Chapter 4 | Against the fallacies of religious fundamentalism
We are not things or creatures but human beings: our life belongs neither to God, nor to the State, nor to society, it belongs only to us.
The biblical injunction "thou shall not kill" prohibits abortion, euthanasia and assisted suicide at the time: the Pro-Life ideology, by respecting this command to the letter whatever the consequences in terms of suffering, is dogmatic and fanatic.
If God creates and rules the world, even "evil" makes sense, which justifies all the horrors that human beings endure.
The religious idea that we deserve the misfortunes that come to us helps to endure suffering: this, from a religious perspective, is no longer arbitrary but has a meaning.
"I am the absolute source" (Merleau-Ponty): it is not God who makes the world be, but myself, as a consciousness. I am the one by whom it happens that there is a world.
Therefore, ethically, human beings are the source of values: good is what human beings want (to be respected as freedom) and evil is what human beings do not want ( be objectified, humiliated, tortured, etc.).
Chapter 5 | Against the guilt of suicide
Feeling guilty about suicide contributes to locking people up in life and can therefore encourage suicide (just as locking us up in a room, makes us want to get out).
Locking someone who wishes to die in the deprecative identity of "suicidal" is both reifying and malicious (one who is defined as "suicidal" will risk committing suicide to fit the definition given to him).
Those who wish to die, ashamed of being a "suicidal person", also risk fleeing shame through sadism (doing evil to assume their guilt ...) and / or masochism (punishing themselves for being the ones they are).
"I am not what I am" (Sartre). My psychological, biological or social characteristics do not define me: I am only a human being. Desiring to die, does not make me a "suicidal culprit".

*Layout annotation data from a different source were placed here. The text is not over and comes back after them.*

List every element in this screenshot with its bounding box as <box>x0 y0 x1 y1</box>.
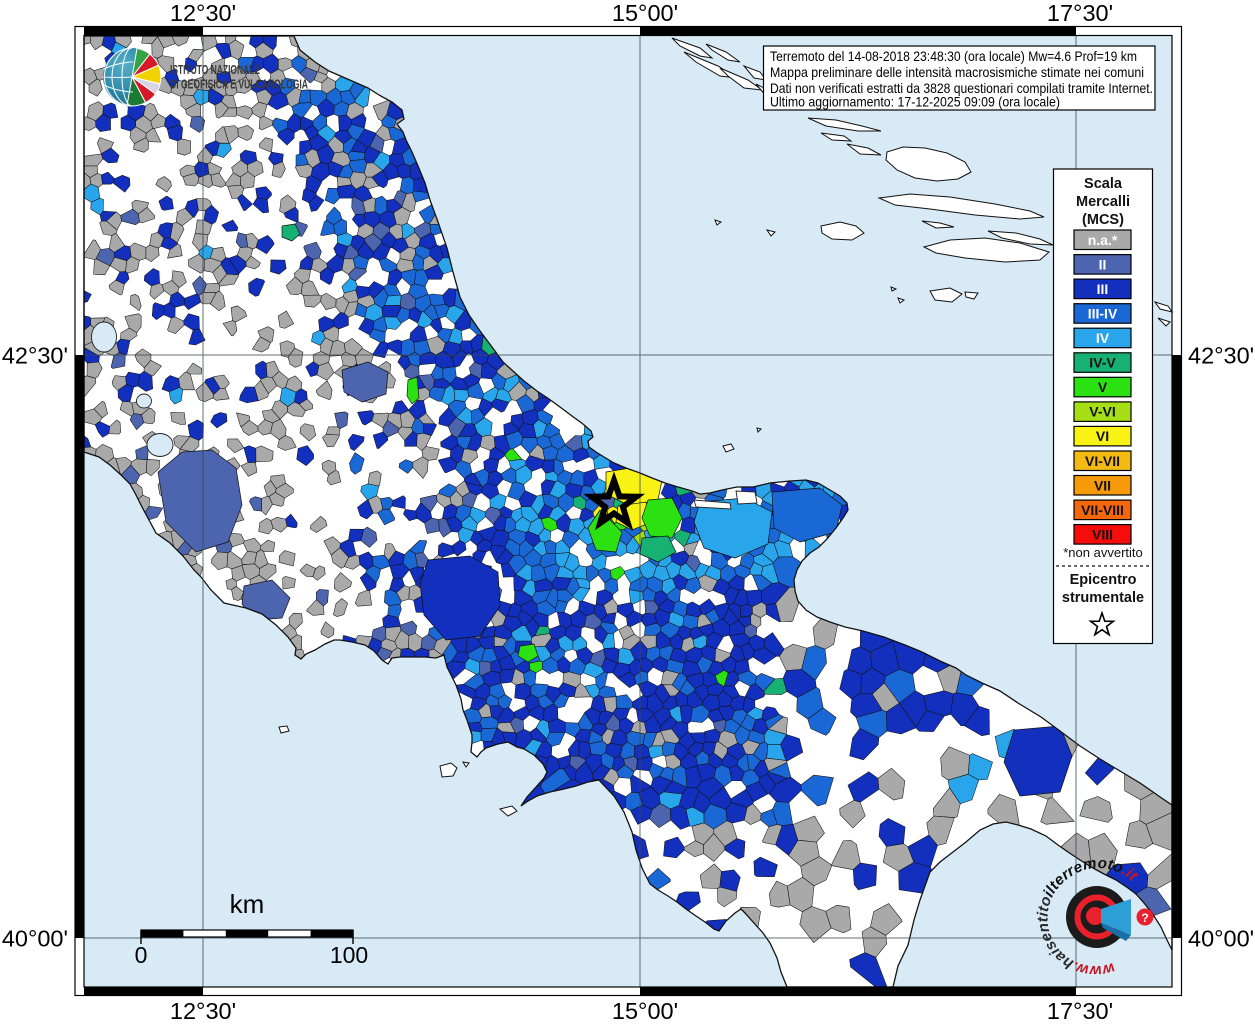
svg-text:II: II <box>1099 256 1107 272</box>
svg-text:VII-VIII: VII-VIII <box>1081 502 1124 518</box>
svg-text:IV-V: IV-V <box>1089 355 1116 371</box>
svg-text:III-IV: III-IV <box>1088 306 1118 322</box>
svg-text:VI-VII: VI-VII <box>1085 453 1120 469</box>
svg-text:VII: VII <box>1094 477 1111 493</box>
svg-text:40°00': 40°00' <box>2 926 68 952</box>
svg-text:V: V <box>1098 379 1108 395</box>
svg-text:IV: IV <box>1096 330 1110 346</box>
svg-text:17°30': 17°30' <box>1047 0 1113 26</box>
svg-text:V-VI: V-VI <box>1089 404 1115 420</box>
svg-text:Epicentro: Epicentro <box>1070 572 1137 588</box>
svg-text:n.a.*: n.a.* <box>1088 232 1118 248</box>
svg-text:strumentale: strumentale <box>1062 590 1144 606</box>
svg-text:?: ? <box>1141 911 1148 925</box>
svg-text:17°30': 17°30' <box>1047 998 1113 1024</box>
svg-text:42°30': 42°30' <box>2 343 68 369</box>
svg-text:15°00': 15°00' <box>612 998 678 1024</box>
svg-text:km: km <box>230 889 265 919</box>
svg-text:12°30': 12°30' <box>170 998 236 1024</box>
svg-text:(MCS): (MCS) <box>1082 212 1124 228</box>
svg-text:42°30': 42°30' <box>1188 343 1254 369</box>
svg-text:Ultimo aggiornamento: 17-12-20: Ultimo aggiornamento: 17-12-2025 09:09 (… <box>770 95 1060 110</box>
svg-text:VI: VI <box>1096 428 1109 444</box>
svg-text:ISTITUTO NAZIONALE: ISTITUTO NAZIONALE <box>170 62 260 77</box>
svg-text:Mercalli: Mercalli <box>1076 194 1130 210</box>
svg-text:Terremoto del 14-08-2018 23:48: Terremoto del 14-08-2018 23:48:30 (ora l… <box>770 49 1137 64</box>
svg-text:Mappa preliminare delle intens: Mappa preliminare delle intensità macros… <box>770 65 1144 80</box>
svg-text:Scala: Scala <box>1084 176 1123 192</box>
svg-text:0: 0 <box>135 942 148 968</box>
svg-text:40°00': 40°00' <box>1188 926 1254 952</box>
svg-text:VIII: VIII <box>1092 526 1113 542</box>
svg-text:III: III <box>1097 281 1109 297</box>
svg-text:DI GEOFISICA E VULCANOLOGIA: DI GEOFISICA E VULCANOLOGIA <box>170 77 308 92</box>
svg-text:100: 100 <box>330 942 368 968</box>
svg-text:*non avvertito: *non avvertito <box>1063 545 1143 560</box>
svg-text:12°30': 12°30' <box>170 0 236 26</box>
svg-text:Dati non verificati estratti d: Dati non verificati estratti da 3828 que… <box>770 81 1153 96</box>
svg-text:15°00': 15°00' <box>612 0 678 26</box>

Montaigne, against Pascal, shows that suicide is neither cowardly nor guilty: my life belongs to me and to die peacefully is nothing to condemn.
One can legitimately refuse a reality which one judges not to be in conformity with our dignity.
Chapter 6 | Against the logic of permanent entertainment which leads us to deny mortality ...
The state and society encourage us to live as if we were never going to die.
It is out of interest and to confirm their supremacy over us that the state and society prevent us from accessing the methods of peaceful death. 1 / For instrumentalists, we are manpower to exploit and make profitable by all means. 2 / The State, to keep us in its power, cannot let us peacefully take leave of existence when we want it (otherwise our life no longer belongs to it ...).
Because of the economic logic of competition and the absence of universal income, one does not work by deliberate choice, to improve the human condition, but only to survive and to enrich oneself, but one does not survive and you only get rich by overshadowing your competitors.
Without the right to painless suicide socially organized, the human being who wishes to die lives an experience of dereliction: society does not help him to end his life gently and without risk of failure, he is left to himself .
We have fun (see Blaise Pascal): we turn away from the problem of our mortality and thus refuse to draw the consequences which are the anticipation and the organization of death (so that the latter is no longer a source of suffering and becomes even a good time in life).
Quality of life is better than quantity.
Chapter 7 | Socially organize the right to painless suicide
Become "major" in the sense of the Enlightenment (cf. Kant): become the master of your life, decide for yourself whether you want to live or not.
Make suicide kits available to all legally adult humans.
Impose a waiting period to be certain that the person is committing suicide by deliberate choice and not by impulse or under pressure from others. Apply all necessary security measures to prevent any abuse.
Conclusion
We are not things, we are human beings ... Our life belongs to us.
The "existential claustrophobes", who need not to feel trapped in existence to be happy, deserve that their right to have their lives respected.